20 September 2006 0 Comments Media | Zune | Gaming

Ways the Zune could rock:

- Small/indie bands can embed info into the metadata so once the song gets locked people can still see things like their URL, so people can buy the music directly from the band.

- Show up at location X and get some unreleased tracks from Band Y.  Whether it's at a local gig or a promotional event (Warp Tour, X06, X-Games, etc.) 

-  My mother-in-law plays in a Blues band and people are always asking for her CD's at gigs and sometimes she runs out.  Instead she could share the tracks and keep the music fresh in their mind.  If they have the song still on their Zune, even if locked, it's a reminder that "Oh, yeah, I liked that, I should go buy their music off their site."

- Transfer XBox 360 music, videos and downloaded media content to the Zune.  I'd honestly never watch a movie on a 3" screen but I wouldn't mind showing off the "Gears of War" or "Mass Effect" trailer to my friends.

- Enable profile and game content transfers onto the Zune from the XBox 360.  I often go to a friend's house and want to play the latest demo of some game but some of these demo's weigh in at 500MB, meaning I don't want to wait for him to download it and it didn't fit on my small memory card.  I hate lugging my 360's HD around but if I could dump a game demo onto my Zune and play off of it instead that would rock.

- Wireless kiosk to get new XBox 360 exclusive content.  Really fold it into the Live ecosystem.

- Wireless connection in your car.  Forget the FM transmitter and its loss of quality or the special cup-holder dock or the dangling cable.  Just get in, rock out.

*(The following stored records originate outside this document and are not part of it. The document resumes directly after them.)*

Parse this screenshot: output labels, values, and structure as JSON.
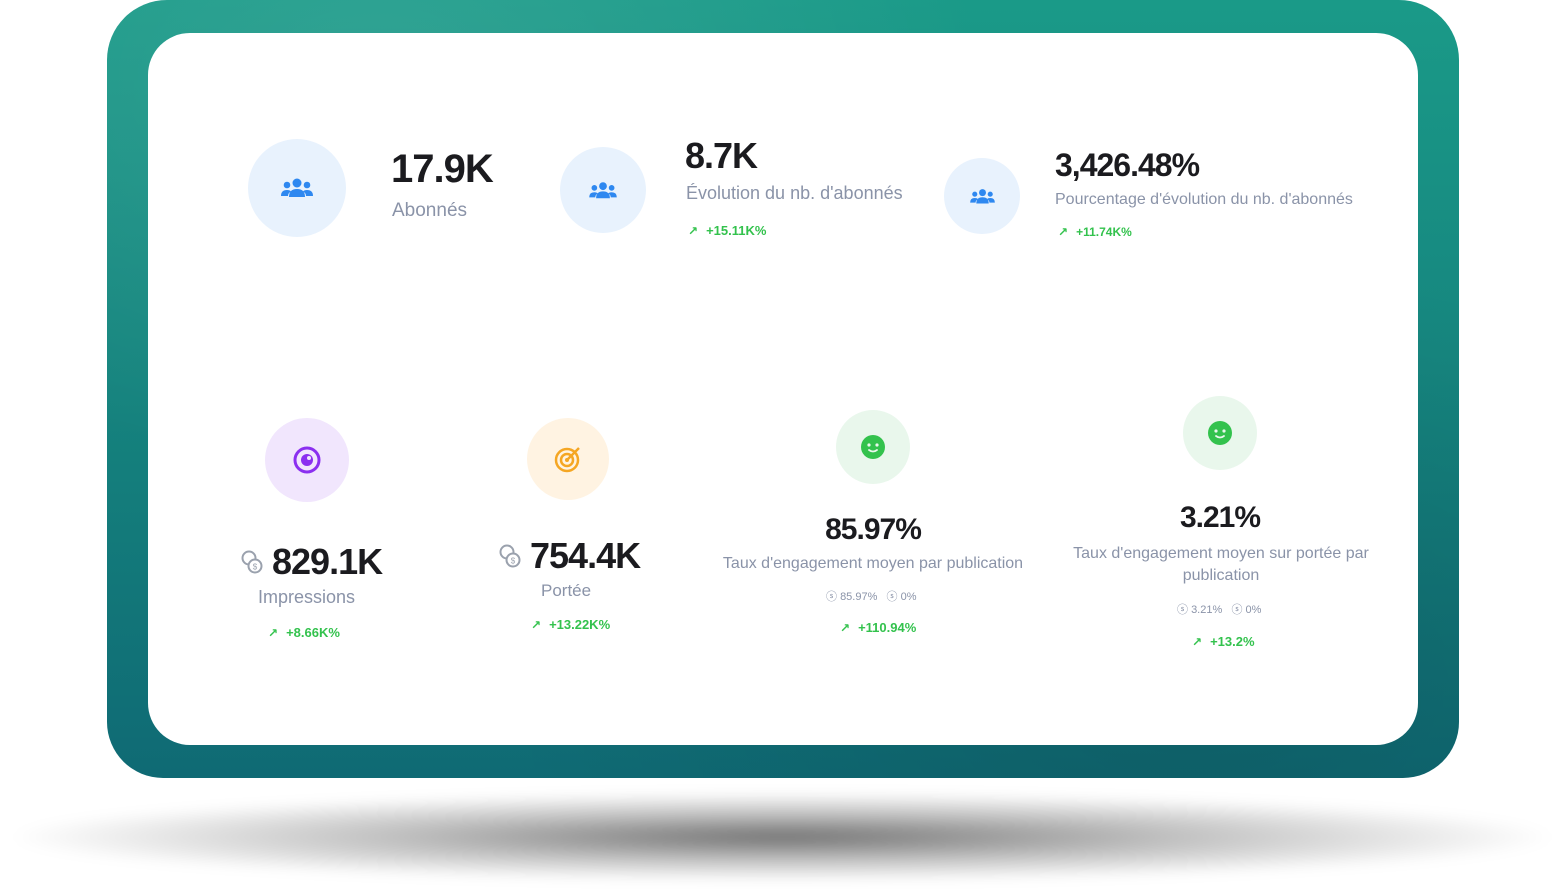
{
  "metrics_top": [
    {
      "value": "17.9K",
      "label": "Abonnés",
      "icon": "users-icon"
    },
    {
      "value": "8.7K",
      "label": "Évolution du nb. d'abonnés",
      "trend": "+15.11K%",
      "icon": "users-icon"
    },
    {
      "value": "3,426.48%",
      "label": "Pourcentage d'évolution du nb. d'abonnés",
      "trend": "+11.74K%",
      "icon": "users-icon"
    }
  ],
  "metrics_bottom": [
    {
      "value": "829.1K",
      "label": "Impressions",
      "trend": "+8.66K%",
      "icon": "eye-icon"
    },
    {
      "value": "754.4K",
      "label": "Portée",
      "trend": "+13.22K%",
      "icon": "target-icon"
    },
    {
      "value": "85.97%",
      "label": "Taux d'engagement moyen par publication",
      "sub_a": "85.97%",
      "sub_b": "0%",
      "trend": "+110.94%",
      "icon": "smiley-icon"
    },
    {
      "value": "3.21%",
      "label_line1": "Taux d'engagement moyen sur portée par",
      "label_line2": "publication",
      "sub_a": "3.21%",
      "sub_b": "0%",
      "trend": "+13.2%",
      "icon": "smiley-icon"
    }
  ],
  "colors": {
    "frame": "#16867f",
    "card": "#ffffff",
    "blue_icon": "#2e88f0",
    "purple_icon": "#8b2ff0",
    "orange_icon": "#f5a623",
    "green_icon": "#33c24d",
    "trend_up": "#33c24d"
  }
}
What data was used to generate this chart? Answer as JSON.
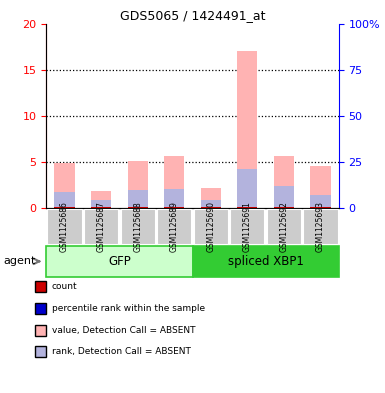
{
  "title": "GDS5065 / 1424491_at",
  "samples": [
    "GSM1125686",
    "GSM1125687",
    "GSM1125688",
    "GSM1125689",
    "GSM1125690",
    "GSM1125691",
    "GSM1125692",
    "GSM1125693"
  ],
  "value_absent": [
    4.9,
    1.9,
    5.1,
    5.7,
    2.2,
    17.0,
    5.7,
    4.6
  ],
  "rank_absent": [
    1.8,
    0.85,
    2.0,
    2.1,
    0.85,
    4.3,
    2.4,
    1.4
  ],
  "count_val": [
    0.09,
    0.09,
    0.09,
    0.09,
    0.09,
    0.09,
    0.09,
    0.09
  ],
  "rank_val": [
    0.09,
    0.09,
    0.09,
    0.09,
    0.09,
    0.09,
    0.09,
    0.09
  ],
  "ylim_left": [
    0,
    20
  ],
  "yticks_left": [
    0,
    5,
    10,
    15,
    20
  ],
  "yticks_right": [
    0,
    25,
    50,
    75,
    100
  ],
  "ytick_labels_right": [
    "0",
    "25",
    "50",
    "75",
    "100%"
  ],
  "color_value_absent": "#ffb3b3",
  "color_rank_absent": "#b3b3dd",
  "color_count": "#cc0000",
  "color_rank_blue": "#0000cc",
  "bar_width": 0.55,
  "gfp_light": "#ccffcc",
  "gfp_dark": "#33cc33",
  "xbp1_light": "#33cc33",
  "sample_box_color": "#cccccc",
  "legend_items": [
    {
      "label": "count",
      "color": "#cc0000"
    },
    {
      "label": "percentile rank within the sample",
      "color": "#0000cc"
    },
    {
      "label": "value, Detection Call = ABSENT",
      "color": "#ffb3b3"
    },
    {
      "label": "rank, Detection Call = ABSENT",
      "color": "#b3b3dd"
    }
  ]
}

- Wireless streaming party mode.  Don't get it?  Imagine being at a party where *everyone's* Zune was being used in the party mix.  One wireless laptop in the corner pulling the music and randomly selecting songs off of anyone's Zune, or just those tracks that have been tagged with "party".  Imagine the cry's of "that song was HOT!  who was that?" or of course "Seriously? That song? Seriously?"

- 3rd Party Integration.  Imagine SlimPlayer, Sonos, anyone that already uses wireless putting out a firmware update that allows that system to pull directly from your Zune.

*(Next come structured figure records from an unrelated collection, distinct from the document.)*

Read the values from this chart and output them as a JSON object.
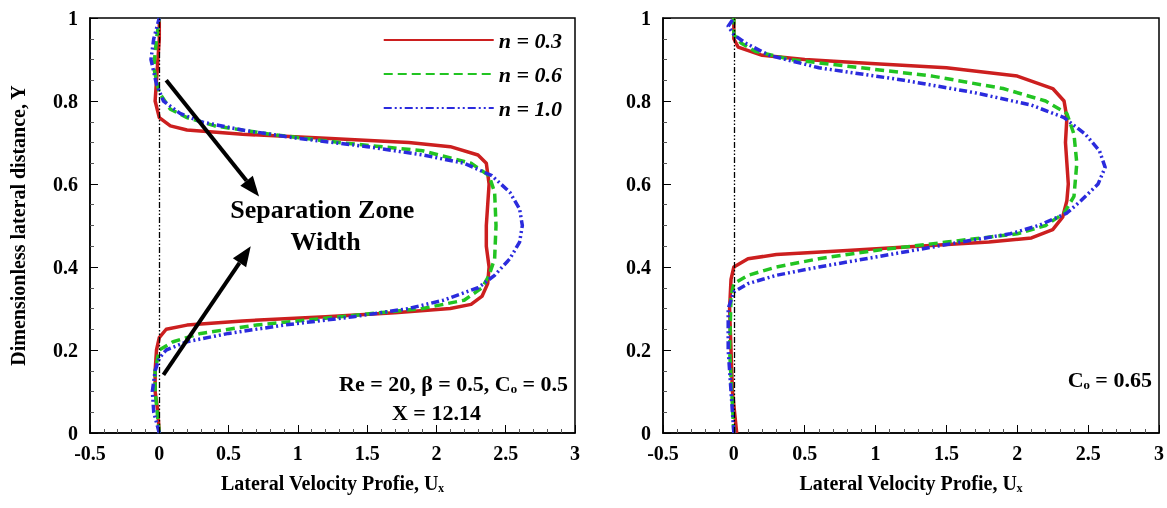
{
  "chart_data": [
    {
      "type": "line",
      "ylabel": "Dimensionless lateral distance, Y",
      "xlabel": "Lateral Velocity Profie, Uₓ",
      "xlim": [
        -0.5,
        3
      ],
      "xticks": [
        -0.5,
        0,
        0.5,
        1,
        1.5,
        2,
        2.5,
        3
      ],
      "ylim": [
        0,
        1
      ],
      "yticks": [
        0,
        0.2,
        0.4,
        0.6,
        0.8,
        1
      ],
      "grid": false,
      "legend": "top right",
      "marker": "none",
      "ref_lines": [
        {
          "axis": "x",
          "value": 0,
          "color": "#000000",
          "line_style": "dashed"
        }
      ],
      "annotations": [
        "Separation Zone Width",
        "Re = 20, β = 0.5, Cₒ = 0.5",
        "X = 12.14"
      ],
      "series": [
        {
          "name": "n = 0.3",
          "color": "#cc1f1f",
          "line_style": "solid",
          "x": [
            0,
            -0.01,
            -0.03,
            -0.03,
            -0.02,
            0,
            0.05,
            0.2,
            0.6,
            1.2,
            1.7,
            2.1,
            2.25,
            2.33,
            2.37,
            2.38,
            2.36,
            2.36,
            2.37,
            2.38,
            2.36,
            2.3,
            2.1,
            1.8,
            1.2,
            0.6,
            0.2,
            0.08,
            0,
            -0.03,
            -0.02,
            -0.01,
            0,
            0
          ],
          "values": [
            0,
            0.05,
            0.1,
            0.15,
            0.2,
            0.23,
            0.25,
            0.26,
            0.27,
            0.28,
            0.29,
            0.3,
            0.31,
            0.33,
            0.36,
            0.4,
            0.45,
            0.5,
            0.55,
            0.6,
            0.65,
            0.67,
            0.69,
            0.7,
            0.71,
            0.72,
            0.73,
            0.74,
            0.76,
            0.8,
            0.85,
            0.9,
            0.95,
            1
          ]
        },
        {
          "name": "n = 0.6",
          "color": "#22c422",
          "line_style": "dashed",
          "x": [
            0,
            -0.03,
            -0.03,
            0,
            0.1,
            0.3,
            0.7,
            1.3,
            1.9,
            2.2,
            2.33,
            2.38,
            2.42,
            2.43,
            2.42,
            2.38,
            2.25,
            1.9,
            1.3,
            0.8,
            0.4,
            0.2,
            0.08,
            0,
            -0.04,
            -0.02,
            0
          ],
          "values": [
            0,
            0.1,
            0.15,
            0.2,
            0.22,
            0.24,
            0.26,
            0.28,
            0.3,
            0.32,
            0.35,
            0.38,
            0.42,
            0.5,
            0.58,
            0.62,
            0.65,
            0.68,
            0.7,
            0.72,
            0.74,
            0.76,
            0.78,
            0.82,
            0.88,
            0.95,
            1
          ]
        },
        {
          "name": "n = 1.0",
          "color": "#2b2bdd",
          "line_style": "dotted",
          "x": [
            0,
            -0.04,
            -0.05,
            -0.03,
            0,
            0.05,
            0.2,
            0.5,
            0.9,
            1.4,
            1.8,
            2.05,
            2.3,
            2.42,
            2.53,
            2.6,
            2.62,
            2.6,
            2.53,
            2.4,
            2.2,
            1.9,
            1.5,
            1,
            0.6,
            0.3,
            0.15,
            0.03,
            -0.02,
            -0.06,
            -0.04,
            0
          ],
          "values": [
            0,
            0.05,
            0.1,
            0.15,
            0.18,
            0.2,
            0.22,
            0.24,
            0.26,
            0.28,
            0.3,
            0.32,
            0.35,
            0.38,
            0.42,
            0.46,
            0.5,
            0.54,
            0.58,
            0.62,
            0.65,
            0.67,
            0.69,
            0.71,
            0.73,
            0.75,
            0.77,
            0.8,
            0.84,
            0.9,
            0.95,
            1
          ]
        }
      ]
    },
    {
      "type": "line",
      "xlabel": "Lateral Velocity Profie, Uₓ",
      "xlim": [
        -0.5,
        3
      ],
      "xticks": [
        -0.5,
        0,
        0.5,
        1,
        1.5,
        2,
        2.5,
        3
      ],
      "ylim": [
        0,
        1
      ],
      "yticks": [
        0,
        0.2,
        0.4,
        0.6,
        0.8,
        1
      ],
      "grid": false,
      "legend": false,
      "marker": "none",
      "ref_lines": [
        {
          "axis": "x",
          "value": 0,
          "color": "#000000",
          "line_style": "dashed"
        }
      ],
      "annotations": [
        "Cₒ = 0.65"
      ],
      "series": [
        {
          "color": "#cc1f1f",
          "line_style": "solid",
          "x": [
            0.02,
            -0.01,
            -0.02,
            -0.03,
            -0.02,
            0,
            0.1,
            0.3,
            0.8,
            1.3,
            1.8,
            2.1,
            2.25,
            2.32,
            2.35,
            2.36,
            2.35,
            2.34,
            2.35,
            2.33,
            2.25,
            2,
            1.5,
            1,
            0.5,
            0.2,
            0.03,
            0,
            0
          ],
          "values": [
            0,
            0.1,
            0.2,
            0.3,
            0.37,
            0.4,
            0.42,
            0.43,
            0.44,
            0.45,
            0.46,
            0.47,
            0.49,
            0.52,
            0.56,
            0.6,
            0.65,
            0.7,
            0.76,
            0.8,
            0.83,
            0.86,
            0.88,
            0.89,
            0.9,
            0.91,
            0.93,
            0.95,
            1
          ]
        },
        {
          "color": "#22c422",
          "line_style": "dashed",
          "x": [
            0,
            -0.03,
            -0.02,
            0,
            0.1,
            0.3,
            0.6,
            1,
            1.5,
            2,
            2.2,
            2.33,
            2.4,
            2.42,
            2.4,
            2.35,
            2.2,
            1.9,
            1.4,
            0.9,
            0.4,
            0.15,
            0.05,
            0,
            0
          ],
          "values": [
            0,
            0.2,
            0.33,
            0.36,
            0.38,
            0.4,
            0.42,
            0.44,
            0.46,
            0.48,
            0.5,
            0.53,
            0.57,
            0.65,
            0.72,
            0.77,
            0.8,
            0.83,
            0.86,
            0.88,
            0.9,
            0.92,
            0.94,
            0.96,
            1
          ]
        },
        {
          "color": "#2b2bdd",
          "line_style": "dotted",
          "x": [
            0,
            -0.04,
            -0.04,
            0,
            0.1,
            0.3,
            0.6,
            1.1,
            1.6,
            1.95,
            2.15,
            2.35,
            2.45,
            2.57,
            2.62,
            2.58,
            2.48,
            2.33,
            2.1,
            1.7,
            1.2,
            0.6,
            0.25,
            0.08,
            0,
            -0.04,
            0
          ],
          "values": [
            0,
            0.2,
            0.3,
            0.34,
            0.36,
            0.38,
            0.4,
            0.43,
            0.46,
            0.48,
            0.5,
            0.53,
            0.56,
            0.6,
            0.64,
            0.68,
            0.72,
            0.76,
            0.79,
            0.82,
            0.85,
            0.88,
            0.91,
            0.94,
            0.96,
            0.98,
            1
          ]
        }
      ]
    }
  ]
}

There are a ton more but I see too many people comparing the Zune to an iPod on little things like hard drive size, colors, lack of a scroll wheel, etc.  There is a *huge* amount of things that just the WiFi aspect could bring when wielded by Microsoft.  A lot of the suggestions I made can easily work with a cable but sometimes just that extra bit of effort to dock/cable your player is enough to make sure it never gets off the ground.  If you can walk into a room and things just *work* you have a winner.